Тот смотрел на них и не отвечал.
– Ну же, Фрэнк, – не отставал Меллен. – Какой смысл сердиться на нас? Расскажи! Каково это – вечная жизнь?
Струйка слюны сбежала по подбородку Кадены. Его руки беспомощно перебирали воздух, потом неуверенно потянулись к дорожке солнечного света на полу.
– Фрэнк!
Пальцы сомкнулись на желтой полосе, руки подняли пустоту. Кадена посмотрел на пустые руки и заплакал.
– Психическая травма, – вздохнул доктор Сантазье. – Не повезло.
Доктор Меллен поднялся с хмурым видом.
– По-моему, полная идиотия. В результате шока от выстрела…
– Очевидно, что так.
– Он – мученик науки.
– Да. Но теперь у нас на руках идиот. Бессмертный идиот. Что с этим делать?
Доктор Меллен на мгновение задумался. Потом его лицо просветлело.
– Ну, это же очевидно, доктор. Мы начнем поиск противоядия. Чтобы освободить бедного Фрэнка от мучений.
Миссис Дональдсон и ее странные сны
Прикроватные часы показывали семнадцать минут второго. Снаружи царила ночь, она затопила город мглой, и любой случайный огонек подвергался ее хищному натиску. В комнату ночь не пускали ситцевые шторы, ее постоянно контратаковали лампы, но Уолтер Дональдсон не забывал ни на миг: тьма и сон рядом, они только и ждут, когда ты дашь слабину.
Рослый и дородный, обычно он был спокоен, но сегодня жутко нервничал; это проявлялось и в осанке, в походке. По своей фешенебельной спальне он расхаживал полностью одетый, но петля галстука была ослаблена, узел сбился и потерял форму.
Фэй Дональдсон сидела на краю двуспальной кровати.
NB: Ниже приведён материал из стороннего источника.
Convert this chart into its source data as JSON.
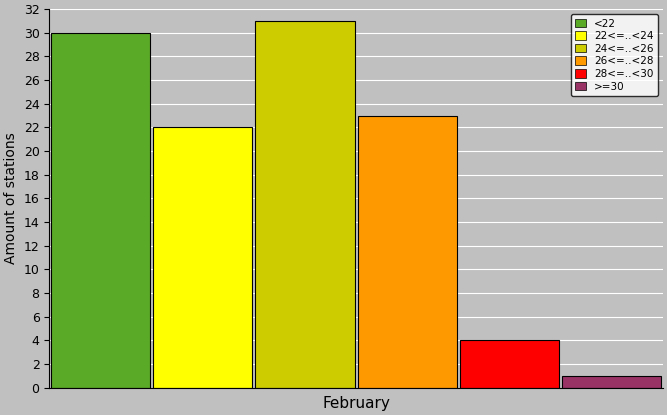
{
  "xlabel": "February",
  "ylabel": "Amount of stations",
  "categories": [
    "<22",
    "22<=..<24",
    "24<=..<26",
    "26<=..<28",
    "28<=..<30",
    ">=30"
  ],
  "values": [
    30,
    22,
    31,
    23,
    4,
    1
  ],
  "colors": [
    "#5aaa28",
    "#ffff00",
    "#cccc00",
    "#ff9900",
    "#ff0000",
    "#993366"
  ],
  "ylim": [
    0,
    32
  ],
  "yticks": [
    0,
    2,
    4,
    6,
    8,
    10,
    12,
    14,
    16,
    18,
    20,
    22,
    24,
    26,
    28,
    30,
    32
  ],
  "background_color": "#c0c0c0",
  "legend_labels": [
    "<22",
    "22<=..<24",
    "24<=..<26",
    "26<=..<28",
    "28<=..<30",
    ">=30"
  ],
  "bar_edge_color": "#000000",
  "bar_width": 0.97,
  "figsize": [
    6.67,
    4.15
  ],
  "dpi": 100
}
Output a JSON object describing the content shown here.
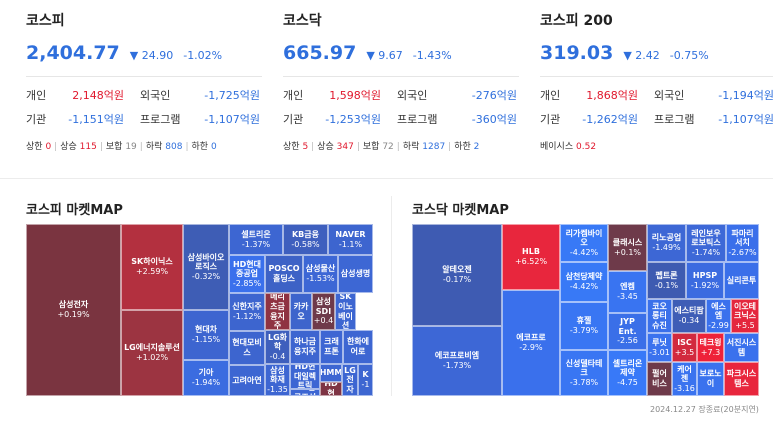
{
  "indices": [
    {
      "name": "코스피",
      "value": "2,404.77",
      "change": "▼ 24.90",
      "pct": "-1.02%",
      "investors": [
        {
          "label": "개인",
          "value": "2,148억원",
          "label2": "외국인",
          "value2": "-1,725억원"
        },
        {
          "label": "기관",
          "value": "-1,151억원",
          "label2": "프로그램",
          "value2": "-1,107억원"
        }
      ],
      "breadth": [
        {
          "label": "상한",
          "value": "0",
          "color": "red"
        },
        {
          "label": "상승",
          "value": "115",
          "color": "red"
        },
        {
          "label": "보합",
          "value": "19",
          "color": "gray"
        },
        {
          "label": "하락",
          "value": "808",
          "color": "blue"
        },
        {
          "label": "하한",
          "value": "0",
          "color": "blue"
        }
      ]
    },
    {
      "name": "코스닥",
      "value": "665.97",
      "change": "▼ 9.67",
      "pct": "-1.43%",
      "investors": [
        {
          "label": "개인",
          "value": "1,598억원",
          "label2": "외국인",
          "value2": "-276억원"
        },
        {
          "label": "기관",
          "value": "-1,253억원",
          "label2": "프로그램",
          "value2": "-360억원"
        }
      ],
      "breadth": [
        {
          "label": "상한",
          "value": "5",
          "color": "red"
        },
        {
          "label": "상승",
          "value": "347",
          "color": "red"
        },
        {
          "label": "보합",
          "value": "72",
          "color": "gray"
        },
        {
          "label": "하락",
          "value": "1287",
          "color": "blue"
        },
        {
          "label": "하한",
          "value": "2",
          "color": "blue"
        }
      ]
    },
    {
      "name": "코스피 200",
      "value": "319.03",
      "change": "▼ 2.42",
      "pct": "-0.75%",
      "investors": [
        {
          "label": "개인",
          "value": "1,868억원",
          "label2": "외국인",
          "value2": "-1,194억원"
        },
        {
          "label": "기관",
          "value": "-1,262억원",
          "label2": "프로그램",
          "value2": "-1,107억원"
        }
      ],
      "basis": {
        "label": "베이시스",
        "value": "0.52"
      }
    }
  ],
  "maps": [
    {
      "title": "코스피 마켓MAP",
      "tiles": [
        {
          "name": "삼성전자",
          "pct": "+0.19%",
          "color": "#7a3440"
        },
        {
          "name": "SK하이닉스",
          "pct": "+2.59%",
          "color": "#b3303f"
        },
        {
          "name": "LG에너지솔루션",
          "pct": "+1.02%",
          "color": "#9c3441"
        },
        {
          "name": "삼성바이오로직스",
          "pct": "-0.32%",
          "color": "#3e5db5"
        },
        {
          "name": "현대차",
          "pct": "-1.15%",
          "color": "#3d65d0"
        },
        {
          "name": "기아",
          "pct": "-1.94%",
          "color": "#3b6ce0"
        },
        {
          "name": "셀트리온",
          "pct": "-1.37%",
          "color": "#3d66d2"
        },
        {
          "name": "KB금융",
          "pct": "-0.58%",
          "color": "#3e5fbe"
        },
        {
          "name": "NAVER",
          "pct": "-1.1%",
          "color": "#3d65cf"
        },
        {
          "name": "HD현대중공업",
          "pct": "-2.85%",
          "color": "#3a70ec"
        },
        {
          "name": "POSCO홀딩스",
          "pct": "",
          "color": "#3d62c6"
        },
        {
          "name": "삼성물산",
          "pct": "-1.53%",
          "color": "#3d67d5"
        },
        {
          "name": "삼성생명",
          "pct": "",
          "color": "#3d67d4"
        },
        {
          "name": "신한지주",
          "pct": "-1.12%",
          "color": "#3d65cf"
        },
        {
          "name": "메리츠금융지주",
          "pct": "",
          "color": "#8f3342"
        },
        {
          "name": "카카오",
          "pct": "",
          "color": "#3d64cc"
        },
        {
          "name": "삼성SDI",
          "pct": "+0.4",
          "color": "#6e3a4a"
        },
        {
          "name": "SK이노베이션",
          "pct": "",
          "color": "#3d66d1"
        },
        {
          "name": "현대모비스",
          "pct": "",
          "color": "#3d65cf"
        },
        {
          "name": "LG화학",
          "pct": "-0.4",
          "color": "#3e5fbd"
        },
        {
          "name": "하나금융지주",
          "pct": "",
          "color": "#3d65d0"
        },
        {
          "name": "크래프톤",
          "pct": "",
          "color": "#3d66d3"
        },
        {
          "name": "한화에어로",
          "pct": "",
          "color": "#3d66d2"
        },
        {
          "name": "고려아연",
          "pct": "",
          "color": "#3d66d2"
        },
        {
          "name": "삼성화재",
          "pct": "-1.35",
          "color": "#3d66d2"
        },
        {
          "name": "HD현대일렉트릭",
          "pct": "",
          "color": "#3d66d3"
        },
        {
          "name": "HD한국조선",
          "pct": "",
          "color": "#3d66d3"
        },
        {
          "name": "HMM",
          "pct": "",
          "color": "#3d66d2"
        },
        {
          "name": "HD현",
          "pct": "",
          "color": "#7e3444"
        },
        {
          "name": "LG전자",
          "pct": "",
          "color": "#3d66d2"
        },
        {
          "name": "K",
          "pct": "-1",
          "color": "#3d66d1"
        }
      ]
    },
    {
      "title": "코스닥 마켓MAP",
      "tiles": [
        {
          "name": "알테오젠",
          "pct": "-0.17%",
          "color": "#3e5bb2"
        },
        {
          "name": "에코프로비엠",
          "pct": "-1.73%",
          "color": "#3d67d6"
        },
        {
          "name": "HLB",
          "pct": "+6.52%",
          "color": "#e8263d"
        },
        {
          "name": "에코프로",
          "pct": "-2.9%",
          "color": "#3a70ec"
        },
        {
          "name": "리가켐바이오",
          "pct": "-4.42%",
          "color": "#3879f6"
        },
        {
          "name": "삼천당제약",
          "pct": "-4.42%",
          "color": "#3879f6"
        },
        {
          "name": "휴젤",
          "pct": "-3.79%",
          "color": "#3976f3"
        },
        {
          "name": "신성델타테크",
          "pct": "-3.78%",
          "color": "#3976f3"
        },
        {
          "name": "클래시스",
          "pct": "+0.1%",
          "color": "#6e3a4a"
        },
        {
          "name": "리노공업",
          "pct": "-1.49%",
          "color": "#3d67d5"
        },
        {
          "name": "레인보우로보틱스",
          "pct": "-1.74%",
          "color": "#3d68d7"
        },
        {
          "name": "파마리서치",
          "pct": "-2.67%",
          "color": "#3a6fea"
        },
        {
          "name": "엔켐",
          "pct": "-3.45",
          "color": "#3974f1"
        },
        {
          "name": "펩트론",
          "pct": "-0.1%",
          "color": "#3e5bb1"
        },
        {
          "name": "HPSP",
          "pct": "-1.92%",
          "color": "#3b6be0"
        },
        {
          "name": "실리콘투",
          "pct": "",
          "color": "#3a6fe9"
        },
        {
          "name": "JYP Ent.",
          "pct": "-2.56",
          "color": "#3a6fe8"
        },
        {
          "name": "코오롱티슈진",
          "pct": "",
          "color": "#3a70ea"
        },
        {
          "name": "에스티팜",
          "pct": "-0.34",
          "color": "#3e5db6"
        },
        {
          "name": "에스엠",
          "pct": "-2.99",
          "color": "#3a71ed"
        },
        {
          "name": "이오테크닉스",
          "pct": "+5.5",
          "color": "#e4263d"
        },
        {
          "name": "셀트리온제약",
          "pct": "-4.75",
          "color": "#3879f8"
        },
        {
          "name": "루닛",
          "pct": "-3.01",
          "color": "#3a72ee"
        },
        {
          "name": "ISC",
          "pct": "+3.5",
          "color": "#d22a3e"
        },
        {
          "name": "테크윙",
          "pct": "+7.3",
          "color": "#ee2239"
        },
        {
          "name": "서진시스템",
          "pct": "",
          "color": "#3a71ed"
        },
        {
          "name": "펄어비스",
          "pct": "",
          "color": "#6e3a4a"
        },
        {
          "name": "케어젠",
          "pct": "-3.16",
          "color": "#3a73ef"
        },
        {
          "name": "보로노이",
          "pct": "",
          "color": "#3a72ee"
        },
        {
          "name": "파크시스템스",
          "pct": "",
          "color": "#e8263d"
        }
      ]
    }
  ],
  "footnote": "2024.12.27 장종료(20분지연)"
}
Она была хороша собой, особенно сейчас, с убранными на ночь в конский хвост белокурыми волосами, в стареньком, но вполне годном пеньюаре и полунадетых шлепанцах.
– Уолтер, пожалуйста, перестань ходить.
Муж лишь поморщился в ответ. Сутулясь, он дошел до стенки, повернул обратно.
– Дорогой, это было в последний раз.
– Хочется верить, – вздохнул Дональдсон. – Иначе, Фэй, я не выдержу. Правда, не знаю, как мы будем жить дальше, если это повторится.
– Не повторится, я совершенно уверена, – пообещала жена.
– Спать хочешь? – спросил он.
– Нет, нисколечко, – ответила она.
Но у нее опускались веки, слабело внимание. Сколько раз в последнее время Дональдсон вот так же в страхе наблюдал, как к ней подкрадывается сон, этот предатель, открывающий потайную дверцу врагу.
– Два раза на этой неделе, – напомнил он. – На прошлой – трижды. И до того столько же.
– Уолт, больше такого не будет, – твердо сказала Фэй. – Я абсолютно уверена.
Он пропустил слова жены мимо ушей.
– Снова и снова… Фэй, разве я неврастеник? Разве я узколобый ревнивец? Скажи наконец правду. Объясни, что происходит.
– Уолтер, ты у меня замечательный. Мы уже четыре года вместе, и ты всегда был хорошим мужем. Лучшего и желать нельзя.